So I bought a 2.5 pound breast of lamb in large part because I didn't know what to do with it, and I thought it would be fun to figure something out. Also, it was way cheap, which is always a matter of interest around here. It turns out you can make a generous main course for four from $5.00 worth of lamb breast.
Keep in mind, looking at the photo, that that is boneless meat there-not a couple of ribs on the bone hence, quite a lot of food. You start with it bone-in, and debone it after braising. Yes, I know, the photo is horrid. Now that I have learned to take somewhat better pictures of soup, I must move on to some kind of improved meat showcasing technique. Any clues, anyone? Truly, this is appetizing in person, and is neither black, nor shining with grease. It is crisp on the outside, succulent inside, and holds together well, much though it may appear to be flapping apart.
Making this is a somewhat fussy, time consuming business, but that is okay; in fact it is sometimes just the thing, when a person is in the mood for a bit of fuss. And if the end result is delicious and (still) cheap, it is all good. Certainly there have been times when, in an effort to turn some semi-throwaway item into dinner, I have wound up spending quite a bit on accessory ingredients. Not so here.
I thought I had remembered an interesting recipe for a stuffed lamb breast, and set out to dig it up. While googling and looking through my cookbooks, I found instead this appealing dish- in South Wind Through the Kitchen, a collection of various writers' favorite Elizabeth David articles. This one was a favorite of Simon Hopkinson, a British food writer I hadn't heard of. I adapted the Elizabeth David recipe just slightly, doing the first step in a slow cooker, so I wouldn't feel I had to stay home to mind the oven.
This is what I did:
I put the lamb breast in my slow cooker on the low setting, and added some vegetable broth, a little leftover red wine, a bay leaf, an onion, a carrot, two unpeeled garlic cloves, fennel stalks, salt and pepper, and some water. You wouldn't need much water really, I used a couple of cups, because I have some thoughts about a future Scotch Broth in the back of my mind, and intend to save the cooking liquid. Any aromatic mixture of vegetables and liquids would be fine. I kind of stuck with the canonical western bits and pieces, but I can imagine an Asian version would be nice, and work well with the rest of the recipe. I think I'd use Panko for that, rather than the fresh crumbs.

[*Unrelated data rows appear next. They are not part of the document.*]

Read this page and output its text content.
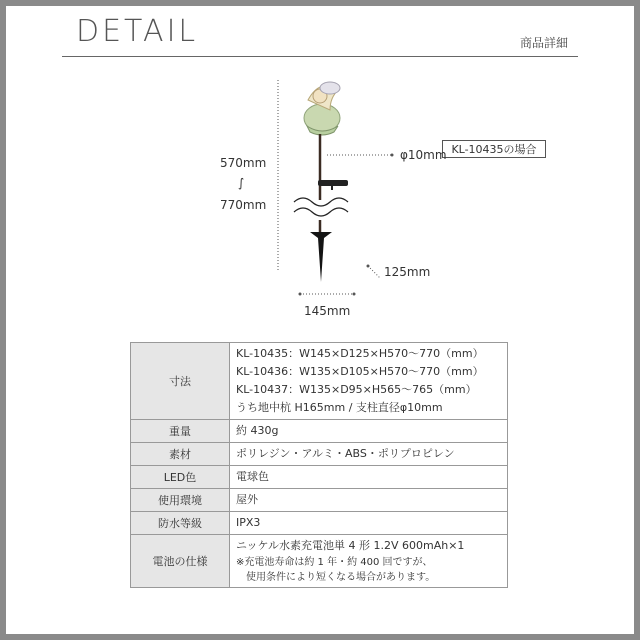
DETAIL	商品詳細
KL-10435の場合
570mm
∫
770mm
φ10mm
125mm
145mm
寸法	KL-10435：W145×D125×H570〜770（mm）
KL-10436：W135×D105×H570〜770（mm）
KL-10437：W135×D95×H565〜765（mm）
うち地中杭 H165mm / 支柱直径φ10mm

重量	約 430g

素材	ポリレジン・アルミ・ABS・ポリプロピレン

LED色	電球色

使用環境	屋外

防水等級	IPX3

電池の仕様	ニッケル水素充電池単 4 形 1.2V 600mAh×1
※充電池寿命は約 1 年・約 400 回ですが、
使用条件により短くなる場合があります。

Once the meat was very, very tender, I drained and saved the broth, and slid the bones out. This should be easy-if it is difficult, you need to cook the meat some more. I then left the meat to cool in the fridge- weighted, as suggested, with a small cutting board, topped with the handy dandy ten ton base of my Thai mortar and pestle.
The next day, I sliced the meat into strips 2" wide, cut slightly on the bias. I spread each with a little dijon mustard and a beaten egg, coated them with freshly made breadcrumbs, and set them on a wire rack in a baking dish to dry a little, and set up, while preheating the oven to 350F.
They cook for 20 minutes, so they will be hot all through. A drizzle of butter or some olive oil spray on top, and then they go under thebroiler, close to the flame. They must be watched closely, and turned when they begin to sizzle and brown.
These went very well with a sharp coleslaw and some garlicky mashed potatoes. Belatedly, it occured to me that these would be great with tkemali, the sour plum sauce. They are rich, and something sharp sets them off well. Per S.H., "It is as sophisticated, if not much, much more so-than many little plates of neatly trimmed loins of lamb, cut into perfect pink slices and daubed with shiny brown reductions." It may also remind you of the deviled trotters I was on about. Very similar preparation, for another very gelatinously good bit of not-so- costly meat. Some who find pig's feet an off-putting idea, may take more kindly to this dish.
Scotch broth to follow- but definitely not right away. I love lamb, but there can be too much of a good thing. I'll give it a couple of days.